Shelf Registration Statement
In certain circumstances, we are obligated to file and cause the SEC
to declare effective a shelf registration statement with respect to the
resale of the Old Notes and to keep the shelf registration statement
effective for up to two years after the effective date of the shelf
registration statement (or shorter period that will terminate when all
Old Notes covered by such shelf registration statement have been
sold). These circumstances include:

· if the Exchange Offers are not permitted by applicable law or
SEC policy;

· if the Exchange Offers are not consummated within 360 days of
the applicable issue date of the Notes; and

· upon the request of any holder of Old Notes that (A) is prohibited
by applicable law or SEC policy from participating in the
Exchange Offers, or (B) may not resell the New Notes acquired
in the Exchange Offers without delivering a prospectus, and this
prospectus is not appropriate or available for such resales by
such holder, or (C) is a broker-dealer that holds Old Notes
acquired directly from us or one of our affiliates.

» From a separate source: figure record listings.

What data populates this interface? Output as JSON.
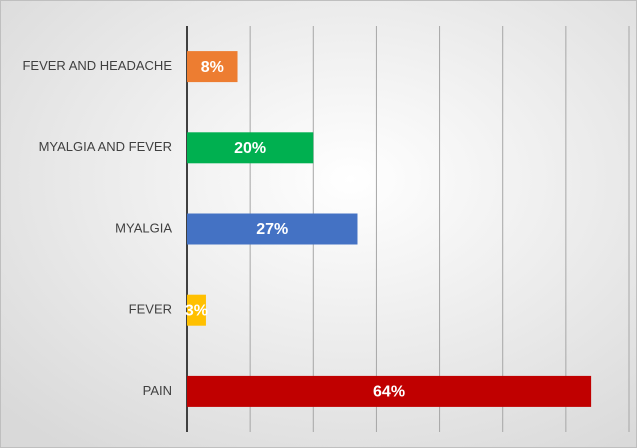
{
  "chart_data": {
    "type": "bar",
    "orientation": "horizontal",
    "categories": [
      "FEVER AND HEADACHE",
      "MYALGIA AND FEVER",
      "MYALGIA",
      "FEVER",
      "PAIN"
    ],
    "values": [
      8,
      20,
      27,
      3,
      64
    ],
    "value_labels": [
      "8%",
      "20%",
      "27%",
      "3%",
      "64%"
    ],
    "colors": [
      "#ed7d31",
      "#00b050",
      "#4472c4",
      "#ffc000",
      "#c00000"
    ],
    "xlim": [
      0,
      70
    ],
    "xticks": [
      0,
      10,
      20,
      30,
      40,
      50,
      60,
      70
    ],
    "grid": true
  }
}
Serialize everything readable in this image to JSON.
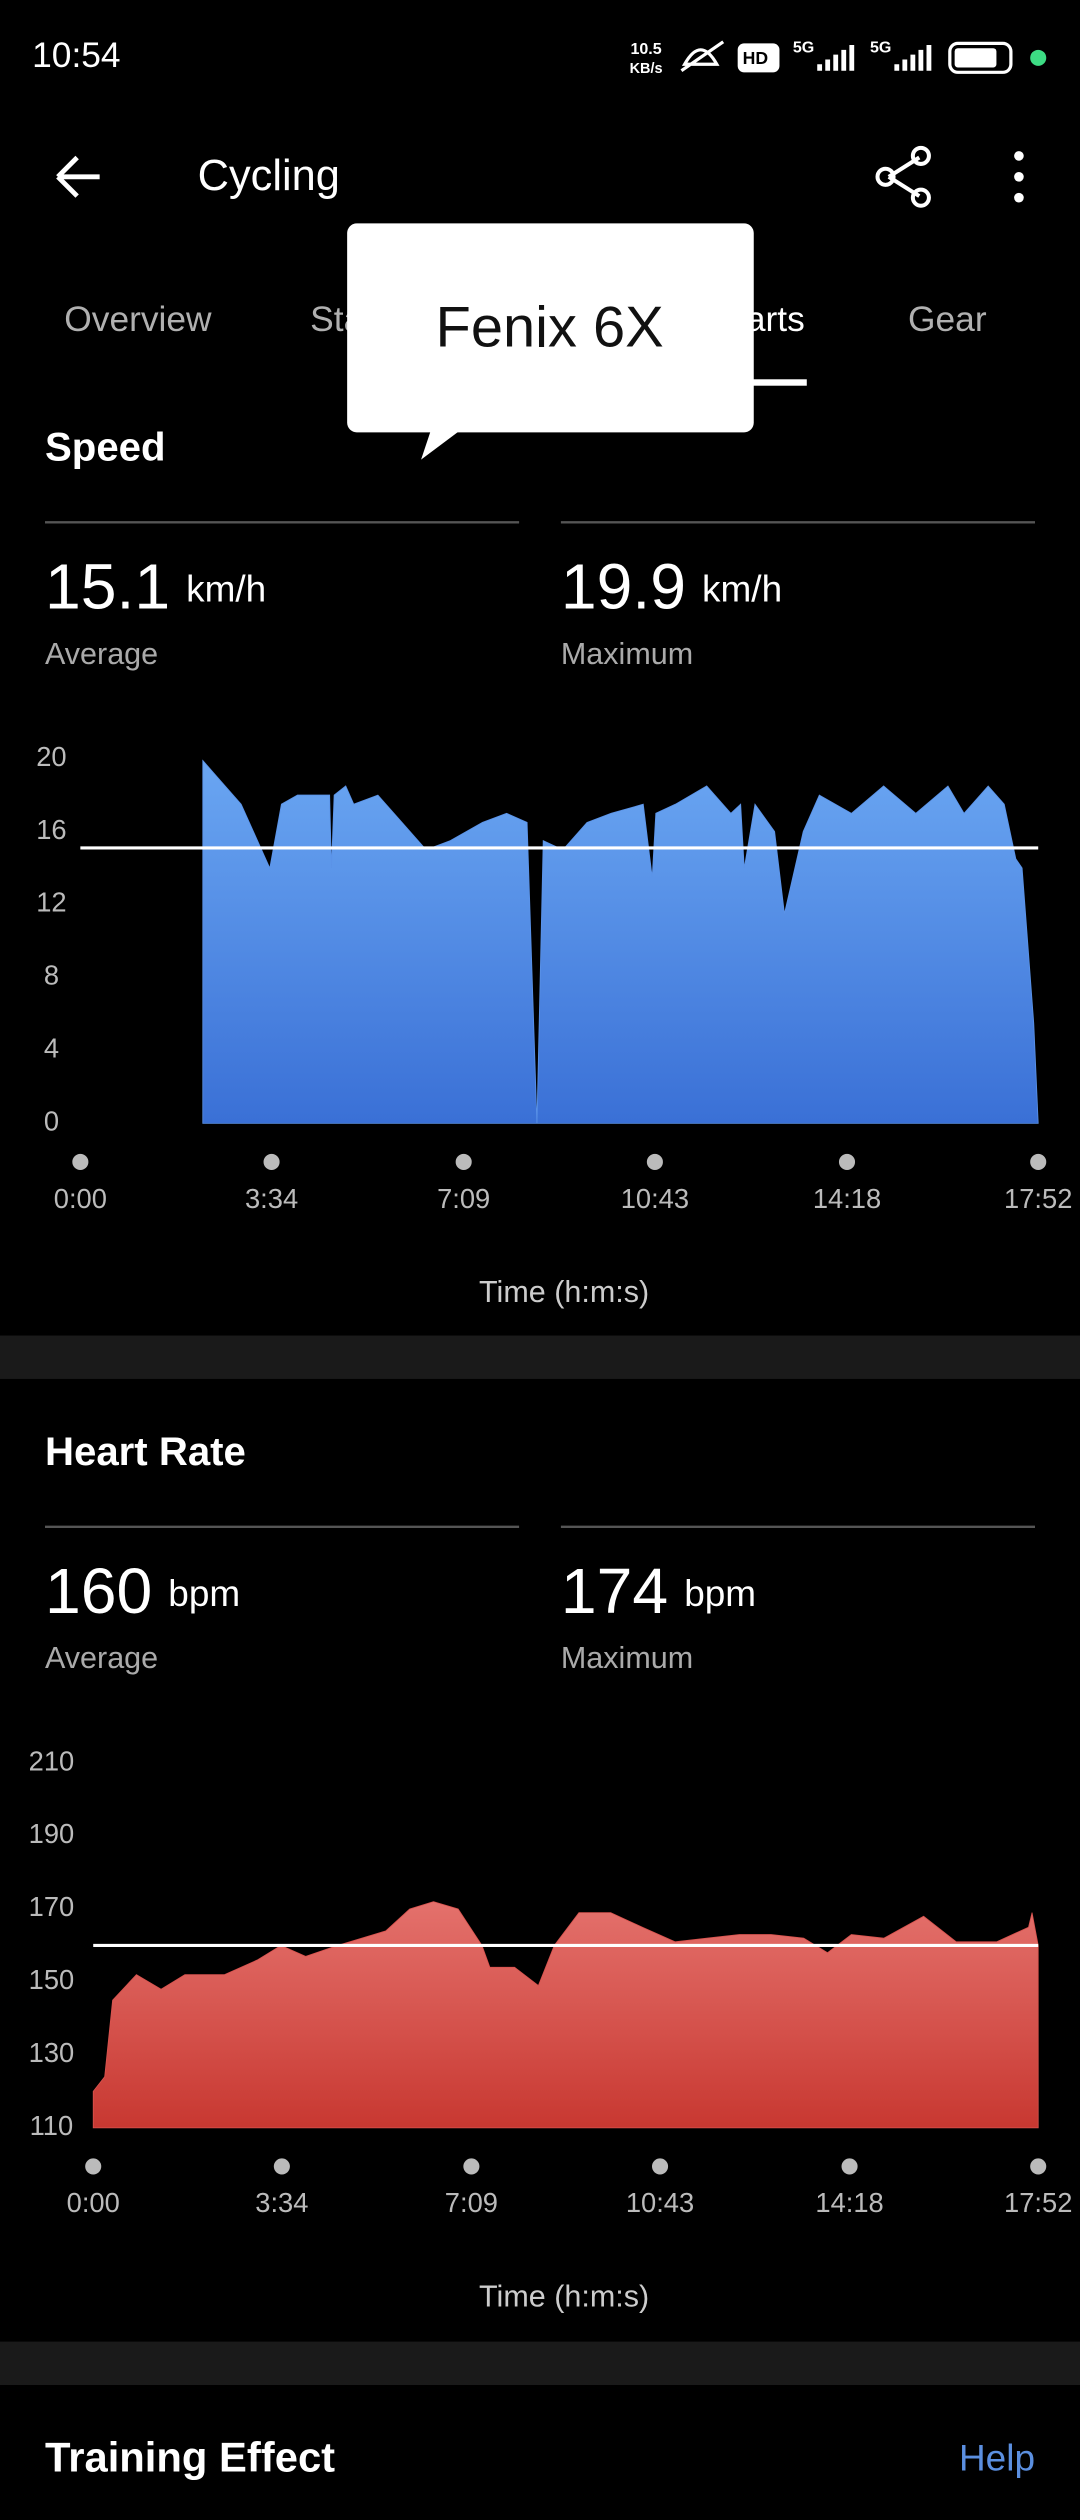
{
  "status_bar": {
    "time": "10:54",
    "net_speed": "10.5",
    "net_unit": "KB/s",
    "hd": "HD",
    "sim1": "5G",
    "sim2": "5G"
  },
  "header": {
    "title": "Cycling"
  },
  "tabs": [
    "Overview",
    "Stats",
    "Charts",
    "Gear"
  ],
  "tooltip": "Fenix 6X",
  "chart_data": [
    {
      "type": "area",
      "title": "Speed",
      "color": "#5b93e8",
      "stats": [
        {
          "value": 15.1,
          "unit": "km/h",
          "label": "Average"
        },
        {
          "value": 19.9,
          "unit": "km/h",
          "label": "Maximum"
        }
      ],
      "x": [
        137,
        153,
        180,
        212,
        225,
        243,
        279,
        281,
        284,
        297,
        306,
        333,
        360,
        387,
        414,
        450,
        477,
        500,
        511,
        518,
        540,
        567,
        594,
        630,
        640,
        644,
        666,
        701,
        728,
        739,
        743,
        755,
        777,
        788,
        809,
        827,
        863,
        899,
        935,
        971,
        989,
        1016,
        1034,
        1047,
        1054,
        1067,
        1072
      ],
      "values": [
        19.9,
        19,
        17.5,
        14,
        17.5,
        18,
        18,
        14,
        18,
        18.5,
        17.5,
        18,
        16.5,
        15,
        15.5,
        16.5,
        17,
        16.5,
        0,
        15.5,
        15,
        16.5,
        17,
        17.5,
        13.5,
        17,
        17.5,
        18.5,
        17,
        17.5,
        14,
        17.5,
        16,
        11.5,
        16,
        18,
        17,
        18.5,
        17,
        18.5,
        17,
        18.5,
        17.5,
        14.5,
        14,
        5.5,
        0
      ],
      "xlim": [
        0,
        1072
      ],
      "xticks": [
        {
          "value": 0,
          "label": "0:00"
        },
        {
          "value": 214,
          "label": "3:34"
        },
        {
          "value": 429,
          "label": "7:09"
        },
        {
          "value": 643,
          "label": "10:43"
        },
        {
          "value": 858,
          "label": "14:18"
        },
        {
          "value": 1072,
          "label": "17:52"
        }
      ],
      "ylim": [
        0,
        20
      ],
      "yticks": [
        0,
        4,
        8,
        12,
        16,
        20
      ],
      "xlabel": "Time (h:m:s)"
    },
    {
      "type": "area",
      "title": "Heart Rate",
      "color": "#d9534f",
      "stats": [
        {
          "value": 160,
          "unit": "bpm",
          "label": "Average"
        },
        {
          "value": 174,
          "unit": "bpm",
          "label": "Maximum"
        }
      ],
      "x": [
        0,
        13,
        22,
        49,
        77,
        104,
        149,
        186,
        213,
        241,
        277,
        332,
        359,
        386,
        414,
        441,
        450,
        478,
        505,
        523,
        551,
        587,
        623,
        660,
        696,
        733,
        769,
        806,
        833,
        860,
        897,
        942,
        979,
        1025,
        1061,
        1065,
        1072
      ],
      "values": [
        120,
        124,
        145,
        152,
        148,
        152,
        152,
        156,
        160,
        157,
        160,
        164,
        170,
        172,
        170,
        160,
        154,
        154,
        149,
        160,
        169,
        169,
        165,
        161,
        162,
        163,
        163,
        162,
        158,
        163,
        162,
        168,
        161,
        161,
        165,
        169,
        160
      ],
      "xlim": [
        0,
        1072
      ],
      "xticks": [
        {
          "value": 0,
          "label": "0:00"
        },
        {
          "value": 214,
          "label": "3:34"
        },
        {
          "value": 429,
          "label": "7:09"
        },
        {
          "value": 643,
          "label": "10:43"
        },
        {
          "value": 858,
          "label": "14:18"
        },
        {
          "value": 1072,
          "label": "17:52"
        }
      ],
      "ylim": [
        110,
        210
      ],
      "yticks": [
        110,
        130,
        150,
        170,
        190,
        210
      ],
      "xlabel": "Time (h:m:s)"
    }
  ],
  "footer": {
    "title": "Training Effect",
    "help": "Help"
  }
}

Effect on Holders of Old Notes
As a result of the making of, and upon acceptance for exchange of
all validly tendered Old Notes pursuant to the terms of, the
Exchange Offers, we will have fulfilled a covenant contained in the
registration rights agreements and, accordingly, additional interest
on the Old Notes, if any, shall no longer accrue and we will no
longer be obligated to pay additional interest as described in the
applicable registration rights agreement. If you are a holder of Old
Notes and do not tender your Old Notes in the Exchange Offers, you
will continue to hold such Old Notes and you will be entitled to all
the rights and limitations applicable to the Old Notes in the
applicable indenture governing the Old Notes except for any rights
under the applicable registration rights agreement that by their terms
terminate upon the consummation of the Exchange Offers.